Panic sell-off to blame for market slump: Zoellick
Former World Bank president Robert Zoellick on Sunday denied suspicions that the slide in the Chinese mainland stock market was caused partly by foreign investors' short-selling activities, saying that panic selling had led to the market plunge.
The amount of foreign investment only accounts for 1 to 2 percent of the A-share market, so it is hard to imagine how foreign investors could have such a big effect, news portal sina.com.cn reported Sunday, citing a speech by Zoellick at a financial forum held in Shanghai.
Short selling is selling a stock that isn't owned by the seller, in the anticipation that the price will go down so that a profit can be made when the stock is repurchased.
Currently, foreign investors have access to the A-share market mainly through the Qualified Foreign Institutional Investor (QFII) and Renminbi Qualified Foreign Institutional Investor (RQFII) schemes, but the amount of investment permitted by the two schemes is small compared to the turnover and market capitalization of the A-share market.
Zoellick suggested China should further open up its equity market, and encourage pension funds, insurance companies and foreign investors to enter the market.
China's stock market has plunged by around a quarter since reaching a peak in mid June and a series of government support measures initially failed to arrest the decline. Amid growing concerns about the situation, there was speculation that foreign investors had made gains by deliberately shorting mainland-listed shares.
Robert Dohner, deputy assistant-secretary for Asia at the U.S. Department of the Treasury, also said Thursday that the drop in China's mainland stock market was the result of a domestic sell-off rather than market manipulation by U.S. investors, as the A-share market's integration with the rest of the world's markets is very small, media reports said Thursday.

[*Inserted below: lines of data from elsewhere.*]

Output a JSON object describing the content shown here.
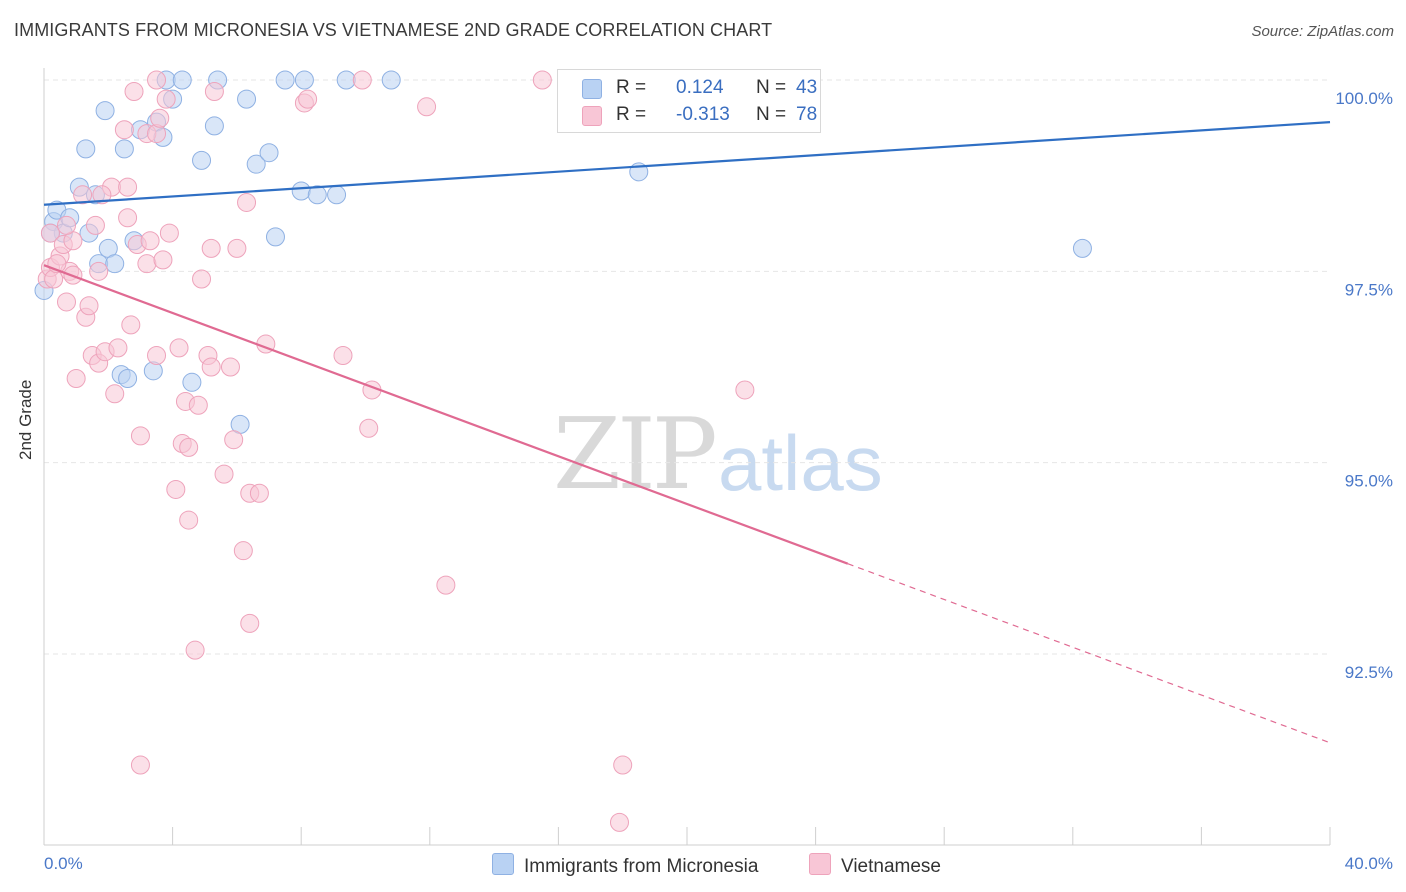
{
  "title": "IMMIGRANTS FROM MICRONESIA VS VIETNAMESE 2ND GRADE CORRELATION CHART",
  "source": "Source: ZipAtlas.com",
  "watermark": {
    "zip": "ZIP",
    "atlas": "atlas"
  },
  "legend": {
    "rows": [
      {
        "r_label": "R =",
        "r_value": "0.124",
        "n_label": "N =",
        "n_value": "43"
      },
      {
        "r_label": "R =",
        "r_value": "-0.313",
        "n_label": "N =",
        "n_value": "78"
      }
    ]
  },
  "bottom_legend": [
    "Immigrants from Micronesia",
    "Vietnamese"
  ],
  "colors": {
    "blue_fill": "#b9d2f3",
    "blue_stroke": "#8fb1e3",
    "blue_line": "#2f6fc4",
    "pink_fill": "#f8c6d6",
    "pink_stroke": "#eea3bb",
    "pink_line": "#e06a92",
    "axis_text": "#4a78c8",
    "grid": "#e6e6e6"
  },
  "chart_data": {
    "type": "scatter",
    "xlabel": "",
    "ylabel": "2nd Grade",
    "xlim": [
      0.0,
      40.0
    ],
    "ylim": [
      90.0,
      100.2
    ],
    "x_tick_labels": [
      "0.0%",
      "40.0%"
    ],
    "y_ticks": [
      92.5,
      95.0,
      97.5,
      100.0
    ],
    "y_tick_labels": [
      "92.5%",
      "95.0%",
      "97.5%",
      "100.0%"
    ],
    "grid": true,
    "series": [
      {
        "name": "Immigrants from Micronesia",
        "color": "blue",
        "trend": {
          "x0": 0.0,
          "y0": 98.37,
          "x1": 40.0,
          "y1": 99.45,
          "solid_until": 40.0
        },
        "points": [
          [
            0.0,
            97.25
          ],
          [
            0.3,
            98.15
          ],
          [
            0.4,
            98.3
          ],
          [
            0.6,
            98.0
          ],
          [
            0.8,
            98.2
          ],
          [
            1.1,
            98.6
          ],
          [
            1.3,
            99.1
          ],
          [
            1.6,
            98.5
          ],
          [
            1.4,
            98.0
          ],
          [
            1.7,
            97.6
          ],
          [
            1.9,
            99.6
          ],
          [
            2.0,
            97.8
          ],
          [
            2.2,
            97.6
          ],
          [
            2.5,
            99.1
          ],
          [
            2.8,
            97.9
          ],
          [
            3.0,
            99.35
          ],
          [
            3.5,
            99.45
          ],
          [
            3.7,
            99.25
          ],
          [
            3.8,
            100.0
          ],
          [
            4.0,
            99.75
          ],
          [
            4.3,
            100.0
          ],
          [
            4.9,
            98.95
          ],
          [
            5.3,
            99.4
          ],
          [
            5.4,
            100.0
          ],
          [
            6.3,
            99.75
          ],
          [
            6.6,
            98.9
          ],
          [
            7.0,
            99.05
          ],
          [
            7.2,
            97.95
          ],
          [
            7.5,
            100.0
          ],
          [
            8.0,
            98.55
          ],
          [
            8.1,
            100.0
          ],
          [
            8.5,
            98.5
          ],
          [
            9.1,
            98.5
          ],
          [
            9.4,
            100.0
          ],
          [
            10.8,
            100.0
          ],
          [
            2.4,
            96.15
          ],
          [
            2.6,
            96.1
          ],
          [
            3.4,
            96.2
          ],
          [
            4.6,
            96.05
          ],
          [
            6.1,
            95.5
          ],
          [
            18.5,
            98.8
          ],
          [
            32.3,
            97.8
          ],
          [
            0.2,
            98.0
          ]
        ]
      },
      {
        "name": "Vietnamese",
        "color": "pink",
        "trend": {
          "x0": 0.0,
          "y0": 97.58,
          "x1": 40.0,
          "y1": 91.34,
          "solid_until": 25.0
        },
        "points": [
          [
            0.1,
            97.4
          ],
          [
            0.2,
            97.55
          ],
          [
            0.2,
            98.0
          ],
          [
            0.3,
            97.4
          ],
          [
            0.5,
            97.7
          ],
          [
            0.6,
            97.85
          ],
          [
            0.7,
            97.1
          ],
          [
            0.8,
            97.5
          ],
          [
            0.9,
            97.9
          ],
          [
            0.7,
            98.1
          ],
          [
            1.0,
            96.1
          ],
          [
            1.2,
            98.5
          ],
          [
            1.3,
            96.9
          ],
          [
            1.4,
            97.05
          ],
          [
            1.5,
            96.4
          ],
          [
            1.6,
            98.1
          ],
          [
            1.7,
            97.5
          ],
          [
            1.7,
            96.3
          ],
          [
            1.9,
            96.45
          ],
          [
            2.1,
            98.6
          ],
          [
            2.2,
            95.9
          ],
          [
            2.3,
            96.5
          ],
          [
            2.5,
            99.35
          ],
          [
            2.6,
            98.2
          ],
          [
            2.7,
            96.8
          ],
          [
            2.8,
            99.85
          ],
          [
            2.9,
            97.85
          ],
          [
            3.0,
            95.35
          ],
          [
            3.2,
            99.3
          ],
          [
            3.2,
            97.6
          ],
          [
            3.3,
            97.9
          ],
          [
            3.5,
            99.3
          ],
          [
            3.5,
            96.4
          ],
          [
            3.6,
            99.5
          ],
          [
            3.5,
            100.0
          ],
          [
            3.7,
            97.65
          ],
          [
            3.8,
            99.75
          ],
          [
            3.9,
            98.0
          ],
          [
            4.1,
            94.65
          ],
          [
            4.2,
            96.5
          ],
          [
            4.3,
            95.25
          ],
          [
            4.4,
            95.8
          ],
          [
            4.5,
            95.2
          ],
          [
            4.5,
            94.25
          ],
          [
            4.7,
            92.55
          ],
          [
            4.8,
            95.75
          ],
          [
            4.9,
            97.4
          ],
          [
            5.1,
            96.4
          ],
          [
            5.2,
            96.25
          ],
          [
            5.2,
            97.8
          ],
          [
            5.3,
            99.85
          ],
          [
            5.6,
            94.85
          ],
          [
            5.8,
            96.25
          ],
          [
            5.9,
            95.3
          ],
          [
            6.0,
            97.8
          ],
          [
            6.2,
            93.85
          ],
          [
            6.3,
            98.4
          ],
          [
            6.4,
            94.6
          ],
          [
            6.4,
            92.9
          ],
          [
            6.7,
            94.6
          ],
          [
            6.9,
            96.55
          ],
          [
            8.1,
            99.7
          ],
          [
            8.2,
            99.75
          ],
          [
            9.3,
            96.4
          ],
          [
            9.9,
            100.0
          ],
          [
            10.2,
            95.95
          ],
          [
            10.1,
            95.45
          ],
          [
            11.9,
            99.65
          ],
          [
            12.5,
            93.4
          ],
          [
            15.5,
            100.0
          ],
          [
            18.0,
            91.05
          ],
          [
            21.8,
            95.95
          ],
          [
            17.9,
            90.3
          ],
          [
            3.0,
            91.05
          ],
          [
            0.4,
            97.6
          ],
          [
            1.8,
            98.5
          ],
          [
            2.6,
            98.6
          ],
          [
            0.9,
            97.45
          ]
        ]
      }
    ]
  }
}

Chinese authorities have made an unprecedented series of efforts to stabilize the market and restore investor confidence, such as suspending the approval of new IPOs, allowing the central bank to provide liquidity support to securities firms, banning big shareholders in listed firms from selling for six months and probing possible short-selling activities.
Deng Ge, a spokesman for the China Securities Regulatory Commission (CSRC), told a regular press briefing on Friday that there might have been "malicious" short-selling activities in the securities spot market and futures market.
The Ministry of Public Security began an investigation into the issue on Thursday. The stock market rebounded on the same day, and the rise continued on Friday.
A team sent out by the ministry, led by Vice Minister of Public Security Meng Qingfeng, arrived in Shanghai on Friday, and found evidence that some trading companies might have manipulated stock and futures trading, the Xinhua News Agency reported Sunday.
The team is still carrying out further probes, the report said, without giving any details.
"Cracking down on illegal market activities plays an important role in stabilizing the market and restoring investor confidence," Liu Junhai, professor of law at the Renmin University of China, told the Global Times Sunday.
According to China's laws, people who are accused of market manipulation activities could face a fine of up to five times their illegal gains and a sentence of up to 10 years in prison.
"China will punish those who violate laws and regulations, whether they are domestic or foreign investors, institutional or retail investors," Liu said.
Li Shaojun, an analyst with Min-sheng Securities, said the stock market has shown signs of stabilizing following Thursday and Friday's rebounds, but it is still too early to say that the market has fully recovered.
As trading in half of all mainland-listed firms is still suspended, the market will need more liquidity when trading resumes, he said in a research note sent to the Global Times on Friday.